We introduce a new random variable named \(T\) for tomorrow. Assume \(T\sim Bern(θ)\). Now,
\[\begin{equation} P(\theta,D,T) = P(\theta)P(D|\theta)P(T|\theta) P(\theta,T|D)P(D) = P(\theta)P(D|\theta)P(T|\theta) \end{equation}\]
\[\begin{equation} P(\theta,T|D) = \frac{P(\theta).P(D|\theta)}{P(D)}.P(T|\theta) \end{equation}\]
Simplying by Baye’s theorem: \(P(\theta,T|D) = P(\theta|D).P(T|\theta)\) Now \(\theta\) is a continuous random variable since it takes value in the range \([0,1]\) Hence to find \(P(T|D)\), we need to eliminate . To do this, we integrate over \(\theta\).
\[\begin{equation} P(T|D) = \int_\theta \mathrm{d}\theta \, P(\theta,T|D) = \int_\theta \mathrm{d}\theta \, P(\theta|D).P(T|\theta) \end{equation}\]
\(P(\theta|D)\) is the posterior which is beta distribution with \(α'\) and \(β'\). \(P(T|\theta)\) is the bernoulli distribution as assumed initially. \(\theta\) goes from 0 to 1 in the integration.

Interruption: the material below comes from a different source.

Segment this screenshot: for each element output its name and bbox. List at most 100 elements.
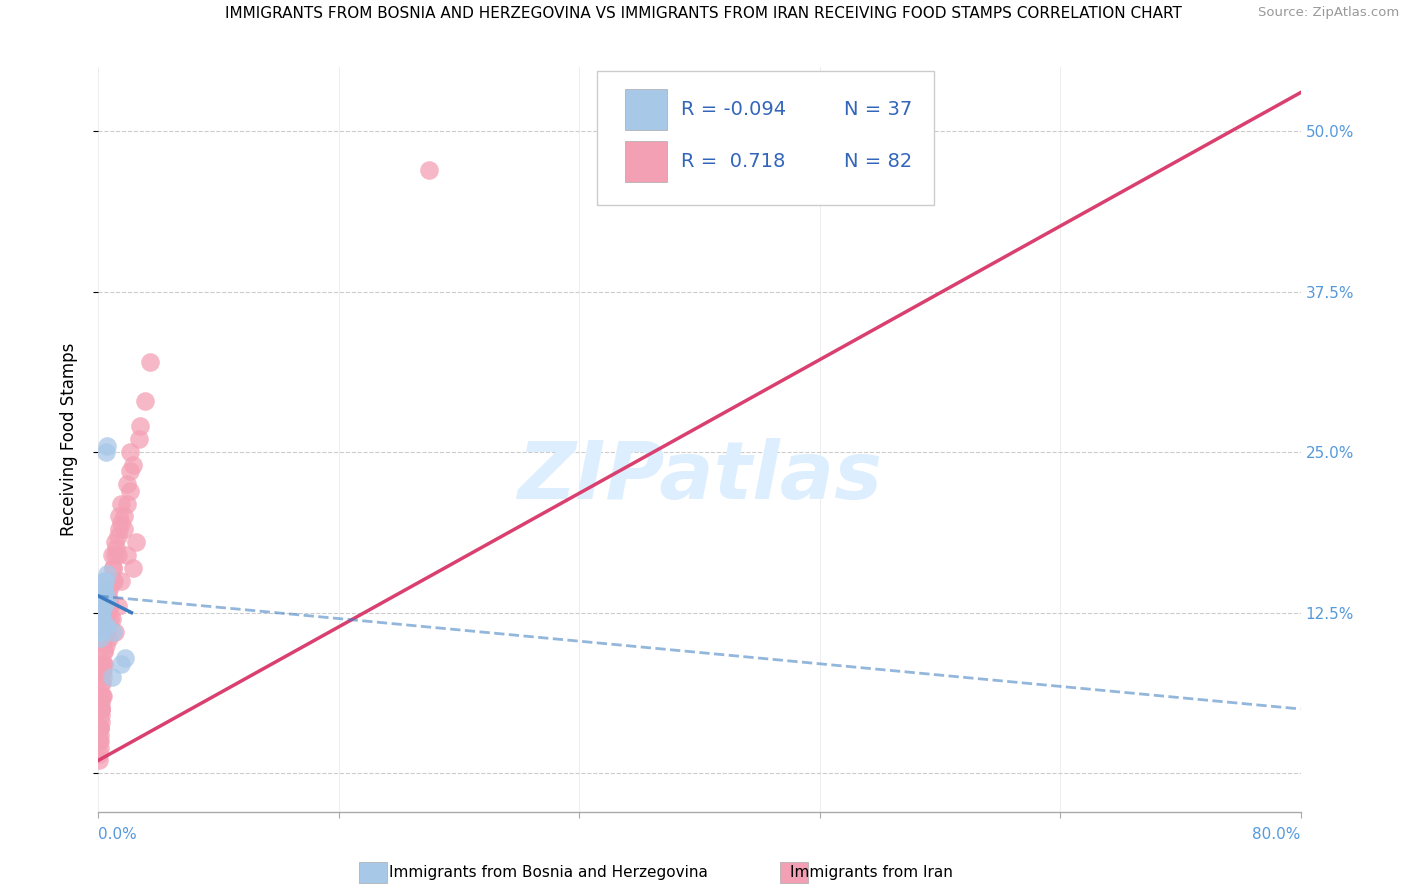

\[\begin{equation} P(T|D) = \int_0^{1} \mathrm{d}\theta \, Beta(α',β').Bern(\theta) \end{equation}\]
This integration is hard to solve.
Observe!
\[\begin{equation} P(T|D) =\int_\theta \mathrm{d}\theta \, P(\theta|D).P(T|\theta) = E_{\theta\sim P(\theta|D)}P(T|\theta) \end{equation}\]
Thus this is the expectation over theta distributed according to \(P(theta)\) given \(D\). This can be evaluated using sampling of the data when the integral is intractable.(not solvable)
But in the case of this integral, a solution exists which is:
\[\begin{equation} \frac{(\alpha')^{T}.(\beta')^{1-T}}{\alpha'+\beta'} = P(T|D) \end{equation}\]
Now if \(T = 1\), \[\begin{equation} P(T|D) = \frac{\alpha'}{\alpha'+\beta'} \end{equation}\] and similarly if \(T = 0\)
\[\begin{equation} P(T|D) = \frac{\beta'}{\alpha'+\beta'} \end{equation}\]
\[\begin{equation} \alpha' = \alpha + \sum_{i=0}^{n-1}wi \end{equation}\] Here the summation term is the actual number of times good weather came up. Alpha is the pseudo times good weather came as it incorporates the idea of knowing about previous state of the weather or how likely it is to happen.
Marginal for the Bernoulli
Remember sometime before we saw that \(P(D)\) is difficult to calculate.
\(P(θ,D) = P(θ).P(D|θ)\) we will solve \(P(D)\) by integrating the joint pdf wrt \(θ\) from \(0\) to \(1\). Here Marginal means wrt a single random variable. We marginalize the pdf.
\[\begin{equation} P(D) = \int_\theta \mathrm{d}\theta \, P(\theta,D) \end{equation}\]
\[\begin{equation} P(\theta|D) = \int_0^{1} \mathrm{d}\theta \frac{\theta^{α+\sum_{i=0}^{n-1}{wi}-1}.(1-\theta)^{β+N-\sum_{i=0}^{n-1}{(1-wi)}-1}}{B(α,β)} \end{equation}\] It is hard to find the anti-derivative of this. One way is to sample it as it is the expectation of \(P(D|\theta)\) with \(p(\theta)\) instead of \(\theta\).
The solution is: \[\begin{equation} \frac{B(α',β')}{B(α,β)} \end{equation}\] where \(α\)’ and \(β\)’ are the paramters earlier.
Now this is not a distribution and just a probability since \(P(D)\) is the probability of Data(\(D\)) as \(P(D) = P(W=D)\) i.e. all the weather observations is the dataset.